Kintsugi is based on a Japanese technique for repairing broken pottery with seams of gold, and teaches us to embrace the healing of our own scars given to us throughout life.
Seeing the beauty in brokenness
The philosophy of Kintsugi (meaning “golden joinery” in Japanese) is about being non-judgemental, accepting, and compassionate towards ourselves. Facilitators and workshop participants explore the connections between the Kintsugi way and the recovery journey.
Finlay Wood, Restorative Justice Practitioner and Kintsugi Course Host says: “It can be used to explore how to value the journey of life, how to carry our brokenness well, and how to see the beauty in our cracks and those of others.”
Self-reflection and recovery
In the workshops, participants start by making and decorating an object from air drying clay. The object, such as a dish or depiction of a meaningful item, is then broken, and repaired using glue sprinkled with gold pigment.

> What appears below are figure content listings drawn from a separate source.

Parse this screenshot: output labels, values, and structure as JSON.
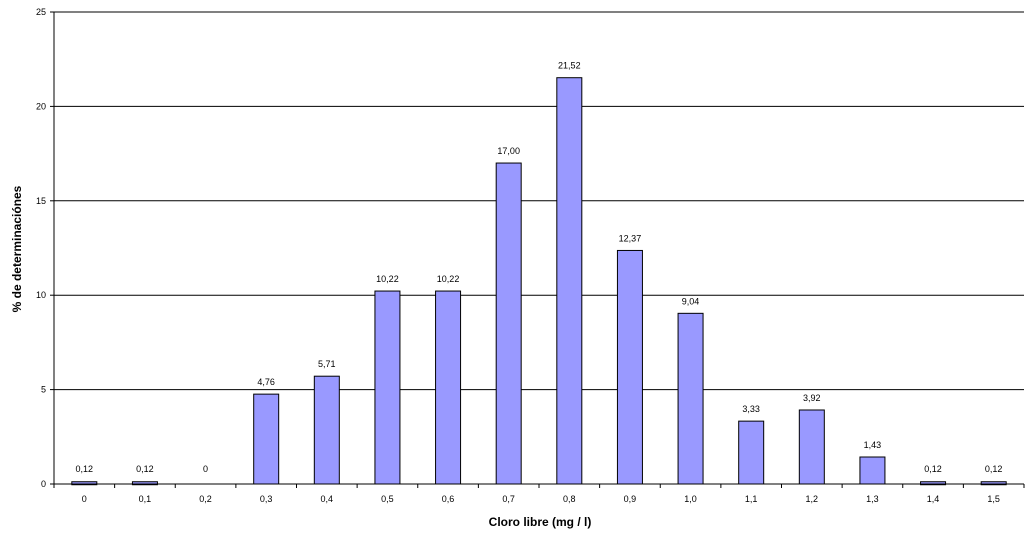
{
  "chart_data": {
    "type": "bar",
    "title": "",
    "xlabel": "Cloro libre (mg / l)",
    "ylabel": "% de determinaciónes",
    "ylim": [
      0,
      25
    ],
    "yticks": [
      "0",
      "5",
      "10",
      "15",
      "20",
      "25"
    ],
    "grid": true,
    "legend": "none",
    "categories": [
      "0",
      "0,1",
      "0,2",
      "0,3",
      "0,4",
      "0,5",
      "0,6",
      "0,7",
      "0,8",
      "0,9",
      "1,0",
      "1,1",
      "1,2",
      "1,3",
      "1,4",
      "1,5"
    ],
    "values": [
      0.12,
      0.12,
      0,
      4.76,
      5.71,
      10.22,
      10.22,
      17.0,
      21.52,
      12.37,
      9.04,
      3.33,
      3.92,
      1.43,
      0.12,
      0.12
    ],
    "value_labels": [
      "0,12",
      "0,12",
      "0",
      "4,76",
      "5,71",
      "10,22",
      "10,22",
      "17,00",
      "21,52",
      "12,37",
      "9,04",
      "3,33",
      "3,92",
      "1,43",
      "0,12",
      "0,12"
    ],
    "bar_color": "#9999ff",
    "bar_edge_color": "#000000"
  }
}
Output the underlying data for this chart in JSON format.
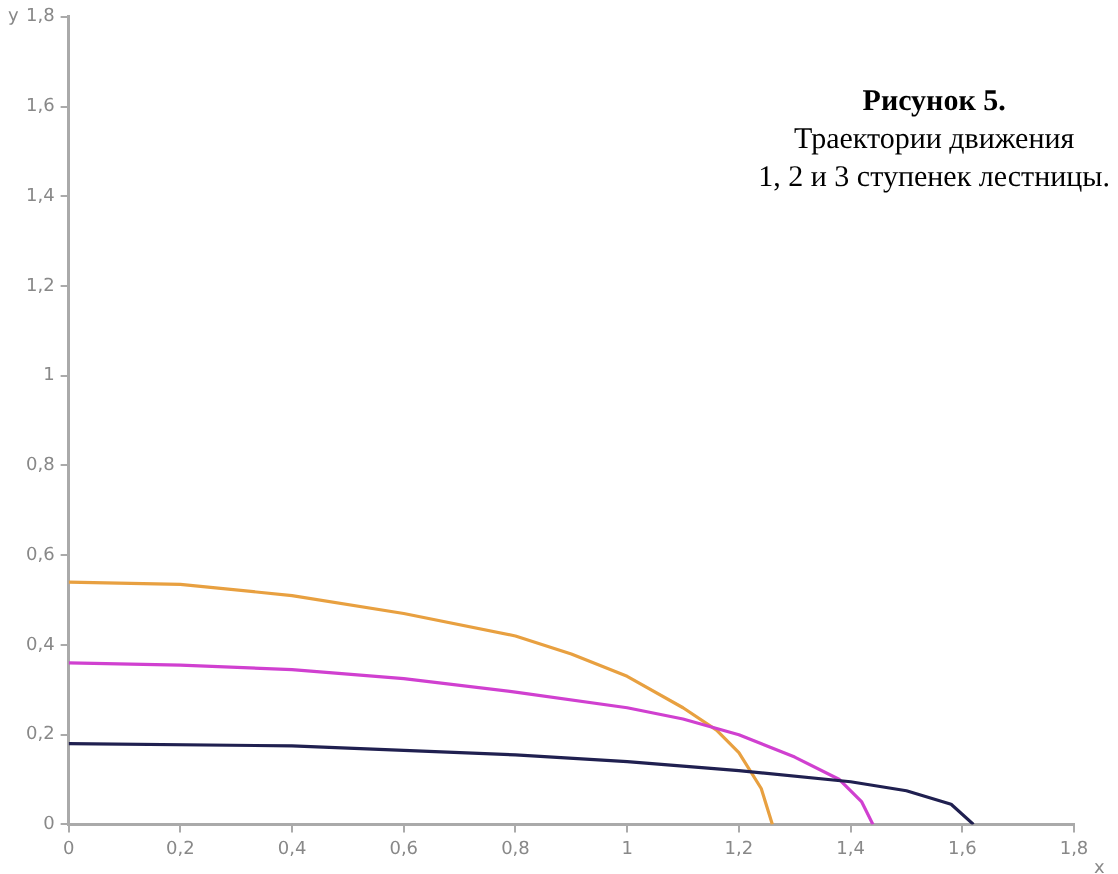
{
  "chart_data": {
    "type": "line",
    "title": "Рисунок 5.",
    "subtitle": "Траектории движения\n1, 2 и 3 ступенек лестницы.",
    "xlabel": "x",
    "ylabel": "y",
    "xlim": [
      0,
      1.8
    ],
    "ylim": [
      0,
      1.8
    ],
    "xticks": [
      0,
      {
        "value": 0.2,
        "label": "0,2"
      },
      {
        "value": 0.4,
        "label": "0,4"
      },
      {
        "value": 0.6,
        "label": "0,6"
      },
      {
        "value": 0.8,
        "label": "0,8"
      },
      1,
      {
        "value": 1.2,
        "label": "1,2"
      },
      {
        "value": 1.4,
        "label": "1,4"
      },
      {
        "value": 1.6,
        "label": "1,6"
      },
      {
        "value": 1.8,
        "label": "1,8"
      }
    ],
    "yticks": [
      0,
      {
        "value": 0.2,
        "label": "0,2"
      },
      {
        "value": 0.4,
        "label": "0,4"
      },
      {
        "value": 0.6,
        "label": "0,6"
      },
      {
        "value": 0.8,
        "label": "0,8"
      },
      1,
      {
        "value": 1.2,
        "label": "1,2"
      },
      {
        "value": 1.4,
        "label": "1,4"
      },
      {
        "value": 1.6,
        "label": "1,6"
      },
      {
        "value": 1.8,
        "label": "1,8"
      }
    ],
    "grid": false,
    "legend": false,
    "marker": "none",
    "line_style": "solid",
    "series": [
      {
        "color": "#202050",
        "x": [
          0,
          0.4,
          0.6,
          0.8,
          1.0,
          1.2,
          1.4,
          1.5,
          1.58,
          1.62
        ],
        "values": [
          0.18,
          0.175,
          0.165,
          0.155,
          0.14,
          0.12,
          0.095,
          0.075,
          0.045,
          0
        ]
      },
      {
        "color": "#d040d0",
        "x": [
          0,
          0.2,
          0.4,
          0.6,
          0.8,
          1.0,
          1.1,
          1.2,
          1.3,
          1.38,
          1.42,
          1.44
        ],
        "values": [
          0.36,
          0.355,
          0.345,
          0.325,
          0.295,
          0.26,
          0.235,
          0.2,
          0.15,
          0.1,
          0.05,
          0
        ]
      },
      {
        "color": "#e8a040",
        "x": [
          0,
          0.2,
          0.4,
          0.6,
          0.8,
          0.9,
          1.0,
          1.1,
          1.16,
          1.2,
          1.24,
          1.26
        ],
        "values": [
          0.54,
          0.535,
          0.51,
          0.47,
          0.42,
          0.38,
          0.33,
          0.26,
          0.21,
          0.16,
          0.08,
          0
        ]
      }
    ]
  }
}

Learners are encouraged by the facilitators and their peers to have safe, non-threatening conversations about their life stories, ‘wounds’, and the harmed caused to others to encourage self-reflection and to promote recovery. As one beneficiary said: “I have learnt that everyone has a breaking point, but one can recover from this through the journey of life.”
The workshop series was co-produced with staff and patients, and originated from another course looking at victim awareness, and how those with mental illness are also victims of what has happened to them.
Facing your deepest fears to find inner peace
Kray is one of the patients who helped to develop and lead the Kintsugi course at River House. Over the course of a year, he worked with Gerard Drenan, Head of Psychology, Forensic & Offender Health Pathway and Finlay Wood, Restorative Justice Practitioner and Kintsugi Course Host, to learn about the concept of Kintsugi and develop it into a course. To become a peer trainer, he completed an NVQ level 3 in Support and Guidance with St Giles Trust.
Kray says: “As a peer trainer my role was to give some lived experience which was to empower the group and to think of their own journey. It really helps to put together the pieces of your life that have affected you. By doing so, you face it and take ownership of your journey.”
"Kintsugi is an art that helps to feel your deepest fear and problems of your journey, to be in touch with them emotionally, and work on them to find inner peace and or support."